Durante a Lava-Jato, o então juiz foi criando sua fama de paladino. Mas seguidamente mostrou-se um magistrado sem neutralidade – e os áudios da Vaza-Jato o mostraram em total sintonia com o lado da acusação. Em tempo: seu trabalho foi fundamental para prender corrutos e frear um dos maiores esquemas de propinas que já surgiram no país, o do Petrolão. Mas o método “os fins justificam os meios” o levou a atropelar o Estado de Direito no afã de condenar os processados. É enorme o número de juristas que condenam este comportamento, dizendo que, com um pouco mais de paciência, todos os culpados seriam despachados de qualquer forma para o xilindró. Moro, assim, teria colocado o carro à frente dos bois e posto em risco a eficácia dos processos no longo prazo. Ou seja: o herói teria usado métodos duvidosos para fazer justiça.
Diante de uma personalidade cheia de nuances, o público pode fazer a leitura que quiser e ver total lógica em suas conclusões. Um exemplo: diante das recentes declarações, é possível concluir que Moro não tem ambições políticas e tentará uma carreira na iniciativa privada; ou que está pavimentando estoicamente o seu caminho para as eleições. Há elementos na narrativa do ex-juiz que corroboram tanto uma versão como outra.
Esse mesmo caráter complexo gera grandes expectativas em relação ao personagem chamado Sergio Moro.

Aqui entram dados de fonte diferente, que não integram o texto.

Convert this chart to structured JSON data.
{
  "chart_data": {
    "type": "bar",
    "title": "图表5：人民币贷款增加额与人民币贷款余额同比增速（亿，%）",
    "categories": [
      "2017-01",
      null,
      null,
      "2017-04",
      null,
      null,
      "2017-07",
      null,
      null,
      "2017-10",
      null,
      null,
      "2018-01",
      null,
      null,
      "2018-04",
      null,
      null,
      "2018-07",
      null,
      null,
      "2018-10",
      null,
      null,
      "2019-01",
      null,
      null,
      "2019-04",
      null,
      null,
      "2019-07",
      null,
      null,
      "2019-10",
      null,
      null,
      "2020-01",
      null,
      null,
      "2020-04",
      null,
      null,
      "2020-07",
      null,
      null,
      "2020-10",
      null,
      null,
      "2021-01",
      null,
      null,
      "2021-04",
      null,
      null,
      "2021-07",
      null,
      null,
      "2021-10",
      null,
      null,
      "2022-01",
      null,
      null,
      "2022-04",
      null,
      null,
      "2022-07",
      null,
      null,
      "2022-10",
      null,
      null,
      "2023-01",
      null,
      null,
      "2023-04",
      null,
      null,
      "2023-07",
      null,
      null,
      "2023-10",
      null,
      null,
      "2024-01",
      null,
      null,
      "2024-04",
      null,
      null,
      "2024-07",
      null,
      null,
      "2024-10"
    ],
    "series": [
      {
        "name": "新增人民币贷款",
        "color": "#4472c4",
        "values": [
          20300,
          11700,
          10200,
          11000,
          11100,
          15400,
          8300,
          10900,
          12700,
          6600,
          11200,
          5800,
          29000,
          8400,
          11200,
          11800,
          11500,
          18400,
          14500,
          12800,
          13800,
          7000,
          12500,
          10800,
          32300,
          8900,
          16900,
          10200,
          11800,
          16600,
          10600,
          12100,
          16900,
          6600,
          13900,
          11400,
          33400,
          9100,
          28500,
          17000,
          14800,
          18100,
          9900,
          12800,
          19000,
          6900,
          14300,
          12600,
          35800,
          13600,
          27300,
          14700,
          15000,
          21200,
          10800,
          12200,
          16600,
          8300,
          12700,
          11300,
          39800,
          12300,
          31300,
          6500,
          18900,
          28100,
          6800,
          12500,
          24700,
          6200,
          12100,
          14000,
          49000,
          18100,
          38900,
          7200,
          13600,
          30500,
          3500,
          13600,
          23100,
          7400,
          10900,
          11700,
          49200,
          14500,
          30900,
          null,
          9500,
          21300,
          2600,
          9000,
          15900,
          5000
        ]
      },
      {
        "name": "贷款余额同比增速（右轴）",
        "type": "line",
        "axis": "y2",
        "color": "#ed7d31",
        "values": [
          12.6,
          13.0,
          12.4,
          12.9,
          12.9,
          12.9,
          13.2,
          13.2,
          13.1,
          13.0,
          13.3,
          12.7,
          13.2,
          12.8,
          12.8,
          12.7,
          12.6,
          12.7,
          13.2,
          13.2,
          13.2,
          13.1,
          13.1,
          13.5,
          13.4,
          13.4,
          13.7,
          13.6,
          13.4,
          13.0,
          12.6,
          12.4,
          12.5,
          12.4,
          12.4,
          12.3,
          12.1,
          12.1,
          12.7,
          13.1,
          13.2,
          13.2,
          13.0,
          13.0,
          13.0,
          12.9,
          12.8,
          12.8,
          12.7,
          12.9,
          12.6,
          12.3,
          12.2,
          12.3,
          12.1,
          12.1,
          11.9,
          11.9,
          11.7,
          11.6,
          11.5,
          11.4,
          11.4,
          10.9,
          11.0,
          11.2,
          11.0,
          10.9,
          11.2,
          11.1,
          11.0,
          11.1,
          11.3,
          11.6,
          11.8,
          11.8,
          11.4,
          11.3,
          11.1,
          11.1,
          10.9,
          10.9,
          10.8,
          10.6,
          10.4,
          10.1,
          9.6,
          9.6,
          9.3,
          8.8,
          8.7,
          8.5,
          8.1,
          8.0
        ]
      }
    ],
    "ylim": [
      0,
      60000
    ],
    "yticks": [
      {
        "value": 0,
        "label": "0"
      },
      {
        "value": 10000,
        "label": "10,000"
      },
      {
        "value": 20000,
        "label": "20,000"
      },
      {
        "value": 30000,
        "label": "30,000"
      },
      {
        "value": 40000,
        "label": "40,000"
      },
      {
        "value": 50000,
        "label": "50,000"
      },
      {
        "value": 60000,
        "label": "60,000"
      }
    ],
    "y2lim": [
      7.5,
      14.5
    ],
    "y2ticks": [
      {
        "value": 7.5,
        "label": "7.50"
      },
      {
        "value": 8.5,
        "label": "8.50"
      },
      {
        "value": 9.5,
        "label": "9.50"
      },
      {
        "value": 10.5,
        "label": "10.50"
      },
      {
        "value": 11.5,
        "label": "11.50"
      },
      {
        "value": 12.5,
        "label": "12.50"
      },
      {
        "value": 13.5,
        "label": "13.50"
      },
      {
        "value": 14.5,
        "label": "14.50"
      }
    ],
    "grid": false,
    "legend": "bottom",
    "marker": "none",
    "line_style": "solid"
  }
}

Como ele conseguiu colocar um ex-presidente na cadeia e fez o que ninguém havia conseguido antes – botar muitos políticos em cana – espera-se muito de seus atos.
Com o depoimento foi assim. Viu-se a demissão e as acusações contra Bolsonaro como o início de um processo. A entrevista que se seguiu continuaria a construir essa narrativa. O depoimento, entretanto, foi um anticlímax, pois claramente o ex-juiz não foi tão contundente como todos – incluindo o Palácio do Planalto – esperavam.
Com essas contradições, sutilezas e complexidades, a expectativa em relação aos atos de Moro sempre poderá ser maior que a realidade. Mas, até por conta de tudo isso, Moro tem um capital político enorme e que não pode ser desprezado. É verdade que esse cacife irá encolher com os ataques que sofre desde que deixou o Poder. Mas, mesmo depois do episódio envolvendo o depoimento morno, ele não pode ser descartado do cenário político daqui para frente.